Tuesday 13 September 2016

Roller-coaster rides: Brodsky Quartet at the Kings Place Festival

The Brodsky Quartet
The Brodsky Quartet
Shostakovich, Mendelssohn, Beethoven; Brodsky Quartet; Kings Place Festival
Reviewed by Ruth Hansford on Sept 9 2016
Star rating: 5.0

A concert with everything in it

The Brodsky Quartet have been around since 1972, with some personnel changes. Their work with Elvis Costello and Björk earned them a reputation for crossing over boundaries. For tonight’s Kings Place concert (Friday 9 September), though, we were treated to a wonderfully intense hour of core classical repertoire, including a Shostakovich quartet (No. 4) from the complete set they have just recorded live in Amsterdam for Chandos, Mendelssohn's Fugue in E flat, Op. 81 and Beethoven Große Fuge (Great Fugue).

The Brodskys stood up to play, slightly offset to stage left, presumably in the knowledge that the acoustic 'centre of gravity' in Hall One is not central. There is no showbiz in their delivery, rather a sense that they were there to serve the music. I have had a summer of country-house and open-air opera and the Proms – all wonderful – but the clarity and intimacy of this performance were something very special.

Shostakovich wrote his fourth quartet, his Opus 83 in D, in 1949, but he waited until after Stalin’s death in 1953 to give it a first performance, probably to keep those Jewish themes away from Stalin’s ears. As the Brodskys’ viola player Paul Cassidy wrote in his short introduction in the programme, “the work has everything”. It opens with an expansive Central-Asia landscape that turns to the composer’s claustrophobic 1940s angst that we have recently been reminded of in Julian Barnes’ “The Noise of Time”.

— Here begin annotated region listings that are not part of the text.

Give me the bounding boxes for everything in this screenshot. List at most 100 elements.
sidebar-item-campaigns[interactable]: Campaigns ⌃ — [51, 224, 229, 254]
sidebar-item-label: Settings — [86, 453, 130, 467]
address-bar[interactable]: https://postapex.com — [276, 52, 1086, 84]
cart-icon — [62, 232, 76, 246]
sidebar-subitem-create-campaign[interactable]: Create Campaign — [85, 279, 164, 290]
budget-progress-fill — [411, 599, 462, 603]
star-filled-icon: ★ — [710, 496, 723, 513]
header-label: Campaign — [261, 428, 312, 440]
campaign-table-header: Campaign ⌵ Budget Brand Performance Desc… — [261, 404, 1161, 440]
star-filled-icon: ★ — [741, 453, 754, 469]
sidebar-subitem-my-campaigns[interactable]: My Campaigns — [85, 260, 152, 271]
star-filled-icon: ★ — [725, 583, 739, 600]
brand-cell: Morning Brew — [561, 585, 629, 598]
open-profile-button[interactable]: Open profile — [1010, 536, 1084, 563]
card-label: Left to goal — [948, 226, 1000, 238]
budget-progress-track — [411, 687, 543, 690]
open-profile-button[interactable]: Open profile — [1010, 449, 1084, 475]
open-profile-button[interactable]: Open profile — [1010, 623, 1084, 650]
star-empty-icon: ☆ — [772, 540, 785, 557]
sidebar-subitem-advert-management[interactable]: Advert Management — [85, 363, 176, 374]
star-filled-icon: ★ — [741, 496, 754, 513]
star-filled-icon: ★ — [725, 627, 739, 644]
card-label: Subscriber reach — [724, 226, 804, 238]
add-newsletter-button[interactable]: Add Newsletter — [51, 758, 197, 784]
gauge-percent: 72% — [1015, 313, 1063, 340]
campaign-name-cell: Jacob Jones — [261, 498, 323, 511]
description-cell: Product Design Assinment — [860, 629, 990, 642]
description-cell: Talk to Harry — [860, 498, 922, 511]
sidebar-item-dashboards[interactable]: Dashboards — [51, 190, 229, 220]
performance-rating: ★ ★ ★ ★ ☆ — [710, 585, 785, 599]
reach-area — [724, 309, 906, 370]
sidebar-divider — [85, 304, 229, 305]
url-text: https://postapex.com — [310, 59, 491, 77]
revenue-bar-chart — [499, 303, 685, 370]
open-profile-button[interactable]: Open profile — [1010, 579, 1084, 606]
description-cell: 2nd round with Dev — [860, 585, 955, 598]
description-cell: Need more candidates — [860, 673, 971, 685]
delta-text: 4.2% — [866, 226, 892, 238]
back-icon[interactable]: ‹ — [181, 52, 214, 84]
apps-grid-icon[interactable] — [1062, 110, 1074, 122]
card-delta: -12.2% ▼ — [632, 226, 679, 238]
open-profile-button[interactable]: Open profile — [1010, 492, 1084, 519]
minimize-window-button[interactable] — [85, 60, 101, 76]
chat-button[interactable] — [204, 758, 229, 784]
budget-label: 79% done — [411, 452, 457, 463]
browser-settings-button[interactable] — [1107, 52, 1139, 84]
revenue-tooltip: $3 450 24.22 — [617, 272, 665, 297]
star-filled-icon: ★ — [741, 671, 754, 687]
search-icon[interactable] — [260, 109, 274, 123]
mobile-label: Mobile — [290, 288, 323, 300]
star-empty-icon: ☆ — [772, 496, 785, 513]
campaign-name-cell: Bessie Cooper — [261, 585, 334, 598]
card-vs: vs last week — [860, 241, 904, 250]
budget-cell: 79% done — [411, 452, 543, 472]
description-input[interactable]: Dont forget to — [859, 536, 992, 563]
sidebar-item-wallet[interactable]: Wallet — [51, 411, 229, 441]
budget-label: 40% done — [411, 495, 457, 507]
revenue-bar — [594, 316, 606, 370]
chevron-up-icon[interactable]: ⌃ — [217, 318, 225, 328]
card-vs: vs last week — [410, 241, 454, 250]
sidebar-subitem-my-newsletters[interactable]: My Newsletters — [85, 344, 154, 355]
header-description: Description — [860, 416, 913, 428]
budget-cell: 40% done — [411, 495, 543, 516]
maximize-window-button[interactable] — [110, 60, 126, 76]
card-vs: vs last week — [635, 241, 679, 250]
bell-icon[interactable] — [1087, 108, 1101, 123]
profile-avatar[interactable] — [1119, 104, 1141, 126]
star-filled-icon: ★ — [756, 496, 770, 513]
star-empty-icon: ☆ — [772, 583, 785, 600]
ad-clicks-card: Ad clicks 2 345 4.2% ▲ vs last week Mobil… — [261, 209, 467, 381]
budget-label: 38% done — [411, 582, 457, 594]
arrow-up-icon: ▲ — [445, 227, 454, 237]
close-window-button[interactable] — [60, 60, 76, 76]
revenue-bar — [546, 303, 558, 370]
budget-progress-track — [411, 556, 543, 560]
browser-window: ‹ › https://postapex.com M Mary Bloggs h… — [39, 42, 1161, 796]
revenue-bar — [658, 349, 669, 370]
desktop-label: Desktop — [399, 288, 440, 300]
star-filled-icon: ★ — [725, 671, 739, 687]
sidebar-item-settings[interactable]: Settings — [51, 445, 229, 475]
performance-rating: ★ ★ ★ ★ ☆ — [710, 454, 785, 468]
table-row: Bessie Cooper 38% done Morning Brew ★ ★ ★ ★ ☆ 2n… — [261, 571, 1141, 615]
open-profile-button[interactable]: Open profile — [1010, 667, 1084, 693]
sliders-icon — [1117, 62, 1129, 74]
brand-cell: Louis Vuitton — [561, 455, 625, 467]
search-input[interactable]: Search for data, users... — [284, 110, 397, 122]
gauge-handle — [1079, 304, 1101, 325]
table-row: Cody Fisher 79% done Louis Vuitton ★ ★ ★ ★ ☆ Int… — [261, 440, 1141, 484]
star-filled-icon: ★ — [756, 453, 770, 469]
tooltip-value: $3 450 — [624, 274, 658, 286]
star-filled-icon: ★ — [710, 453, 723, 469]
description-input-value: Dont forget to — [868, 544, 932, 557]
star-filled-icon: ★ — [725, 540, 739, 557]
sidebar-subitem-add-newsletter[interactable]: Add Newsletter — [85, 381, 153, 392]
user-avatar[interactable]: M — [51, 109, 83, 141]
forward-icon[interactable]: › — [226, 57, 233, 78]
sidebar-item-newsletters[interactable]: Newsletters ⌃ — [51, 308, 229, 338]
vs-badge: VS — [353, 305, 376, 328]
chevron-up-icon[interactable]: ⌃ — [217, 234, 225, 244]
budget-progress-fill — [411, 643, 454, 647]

The exquisite second movement has a nostalgia that evokes Borodin’s world. The Jewish themes turned into something more macabre in the third and fourth movements: as Paul Cassidy said in his programme note: “Given the circumstances in which this was composed one cannot overlook the horrific, nightmarish image of people being forced to dance on their own graves”. Indeed, the animated Brodskys provided a stomping dance of their own, and the relentless picking of the up-bow of the viola gave it a spooky, sinister feel. From the ‘attacca’ fourth movement they were unstoppable, until the brakes were slammed on, the tender mood of the first movement returned and the whole thing disappeared into the distance. A stunning performance.

Daniel Rowland, first violin, gave an introduction to the two fugues that followed. Mendelssohn’s short, lyrical fugue from his Opus 84 set was a palate-cleanser. It put us into ‘fugue’ mode and in a way was a proxy for the Cavatina that precedes the Fugue in its original context, before they segue’d to the rGeat Fugue.

Rowland told the story of Beethoven waiting in the pub while his Opus 130 quartet was receiving its first performance. The second violinist of the Schuppanzigh Quartet reported back afterwards that the Cavatina movement had the audience in tears, but omitted to tell Beethoven that half the audience had disappeared during the Große Fuge. The anecdote certainly made us speculate on Beethoven’s intention in composing something (and having lost his hearing altogether by now) that was so difficult to play and to listen to at the time, and still is two hundred years later. It seems a way into the piece is to keep listening in and out of context, and prefaced with some pointers such as we had on this occasion.

The Quartet used the acoustic to good effect, creating empty space after the monumental chords at the beginning, and took us on a 20-minute roller-coaster ride with amazing contrasts of dynamics and tempo. It was fascinating to watch the communication between the players; it felt risky, yet we also knew we were in safe hands with this scary piece. Stravinsky was quoted in the programme [this is] "an absolutely contemporary piece of music that will be contemporary forever".